Cinema News — 24 febbraio 2014

Titolo: Saving Mr. Banks
Regia: John Lee Hancock
Sceneggiatura: Kelly Marcel
Fotografia: John Schwartzman
Montaggio: Mark Livolsi
Musiche: Thomas Newman
Cast: Tom Hanks, Emma Thompson, Ruth Wilson, Colin Farrel, Paul Giamatti, Rachel Griffiths, Bradley Whitford, Jason Schwartzman, B.J. Novak, Kathy Baker
Produzione: Walt Disney Pictures, Ruby Films, Essential Media & Entertainment, Hopscotch Features
Distribuzione: Walt Disney Pictures
Nazionalità: USA
Anno: 2013
Durata: 126 minuti

“Venti da Oriente, nebbia in arrivo, come qualcosa che si sta preparando, pronto ad iniziare. Non riesco a definire cosa c’è in serbo ma sento che ciò che sta per accadere è già successo.”

Con le note di un meraviglioso pianoforte inizia la prima scena, che riesce da subito a trasportare lo spettatore in un meraviglioso mondo, quasi idilliaco, come quello dei bambini.

E’ il 1961, nel film troviamo due storie parallele: nella prima, quella principale, vi è il fantastico Walt Disney, interpretato da Tom Hanks, che prova a rendere “reale” il personaggio della nostra amata Mary Poppins cercando di contrattare con la scrittrice del libro, Lyndon Travers, interpretata da Emma Thompson. La seconda storia è quella della vita dell’autrice, del suo passato e della sua infanzia, accompagnata da un padre sognatore, splendido, ma malato e con il vizio del bere a causa dei problemi economici; tutto il film andrà avanti alternando le due storie con numerosi flashback. La signora Travers dopo tante lettere accetta di incontrare Walt Disney e si ritrova catapultata da Londra ad Hollywood. Disney cerca di contrattare per una propria versione cinematografica poiché la signora Travers si trova in disaccordo su molte cose e non sarà per niente facile farle cambiare idea. Non convinta del tutto di voler concedere i diritti sul proprio libro, poiché si tratta della “sua famiglia”, alla fine riesce a intuire che le idee del sig. Disney non sono malvagie, e accetta di far realizzare il favoloso film che tutti noi conosciamo già.

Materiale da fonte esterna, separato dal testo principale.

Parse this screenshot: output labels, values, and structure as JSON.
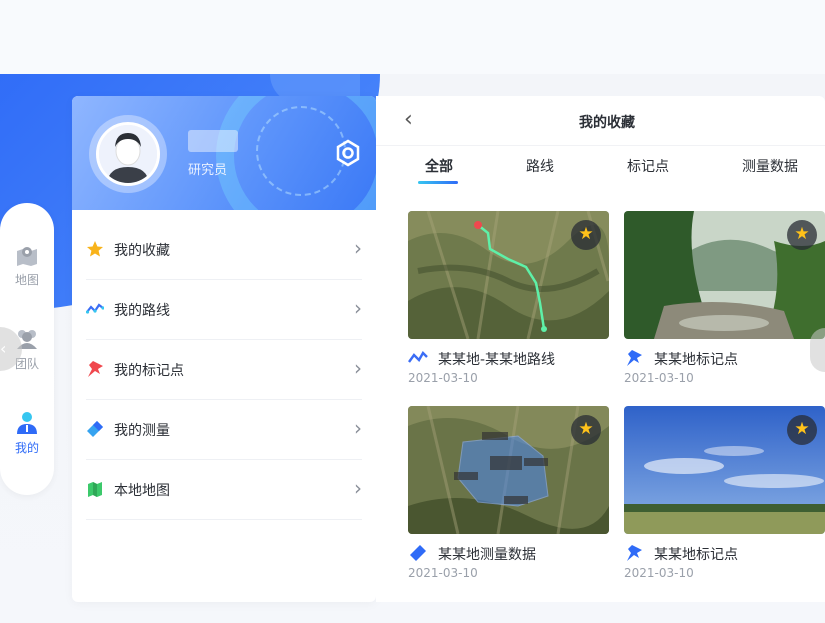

Tutta la pellicola sembra intrisa di un sapore magico, idilliaco come quello della scena iniziale, ma al contempo malinconico. Il film lascia vedere i retroscena, spiega le ragioni di certe scelte, i compromessi che sono stati fatti, la voglia di far sognare del sig. Disney, la volontà di portare il bestseller al cinema per mantenere la promessa fatta alle sue due figlie; ma racconta anche il dolore della signora Travers nel rivivere la propria infanzia e ci permette di analizzare la vita di questa donna – un tempo piena di sogni ma adesso fatta di delusioni nei confronti di se stessa – di comprendere meglio la figura di Mr. Banks e quella di Mary Poppins.

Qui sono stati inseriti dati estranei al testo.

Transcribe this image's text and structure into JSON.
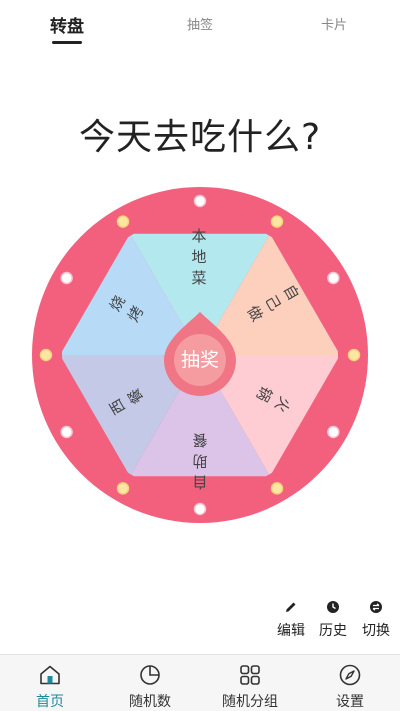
{
  "tabs": [
    {
      "label": "转盘",
      "active": true
    },
    {
      "label": "抽签",
      "active": false
    },
    {
      "label": "卡片",
      "active": false
    }
  ],
  "title": "今天去吃什么?",
  "wheel": {
    "rim_color": "#f2607e",
    "segments": [
      {
        "label": "本地菜",
        "color": "#b3e8ef"
      },
      {
        "label": "自己做",
        "color": "#fdd0bd"
      },
      {
        "label": "火锅",
        "color": "#fdcdd3"
      },
      {
        "label": "自助餐",
        "color": "#dcc3e8"
      },
      {
        "label": "西餐",
        "color": "#c3c9e6"
      },
      {
        "label": "烧烤",
        "color": "#b7dbf6"
      }
    ],
    "center_button": {
      "label": "抽奖",
      "color": "#f07585"
    }
  },
  "tools": [
    {
      "label": "编辑",
      "icon": "pencil-icon"
    },
    {
      "label": "历史",
      "icon": "clock-icon"
    },
    {
      "label": "切换",
      "icon": "switch-icon"
    }
  ],
  "bottom_nav": [
    {
      "label": "首页",
      "icon": "home-icon",
      "active": true
    },
    {
      "label": "随机数",
      "icon": "pie-chart-icon",
      "active": false
    },
    {
      "label": "随机分组",
      "icon": "grid-icon",
      "active": false
    },
    {
      "label": "设置",
      "icon": "compass-icon",
      "active": false
    }
  ],
  "accent_color": "#1d8a9a"
}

Un applauso va all’attrice Emma Thompson, la cui interpretazione è talmente perfetta che ogni sua lacrima, ogni suo ricordo, ogni suo pensiero sono un colpo al cuore anche per chi la sta guardando, tanto che la sua presenza vale da sola la visione del film; ma troviamo anche un bravo Tom Hanks, che riprende lo spirito un po’ sognatore e giocoso di Walt Disney, facendoci capire perché e come questo personaggio diventò così grandioso. Il film non dimentica neanche i fantastici fratelli Richard (Jason Schwartzman) e Robert Shermann (B.J. Novak), autori della colonna sonora di Mary Poppins e ci presenta un ottimo Bradley Whitford, nel ruolo dello sceneggiatore Don DaGradi. Bravo anche Colin Farrell nel ruolo del padre, dolce e allo stesso tempo intimamente ferito per colpa di tutto quello che non potrà mai dare alla sua bambina, che ama da impazzire con tutto se stesso, e questo amore si sente in ogni scena.

– Non smettere mai di sognare. Potrai essere chiunque vorrai.

– Voglio essere solo come te.

– No tesoro, non essere come me.

Saving Mr. Banks non è un capolavoro cinematografico, ma è sicuramente un film bellissimo, che fa riflettere, ricco di emozioni. E’ una narrazione di tutto quello che è successo dietro alla creazione del film “Mary Poppins”, è un racconto che ci permette di amare ancora di più quel capolavoro. Il film fa piangere, fa ridere, fa sognare e ci lascia nello stesso modo in cui è “arrivato”: con delle note di pianoforte che cullano, che accompagnano lo spettatore e lo invitano, ancora una volta, a perdersi tra i ricordi dell’infanzia, tra i sogni del bambino che ognuno di noi ha dentro di sé e che non ci abbandonerà mai.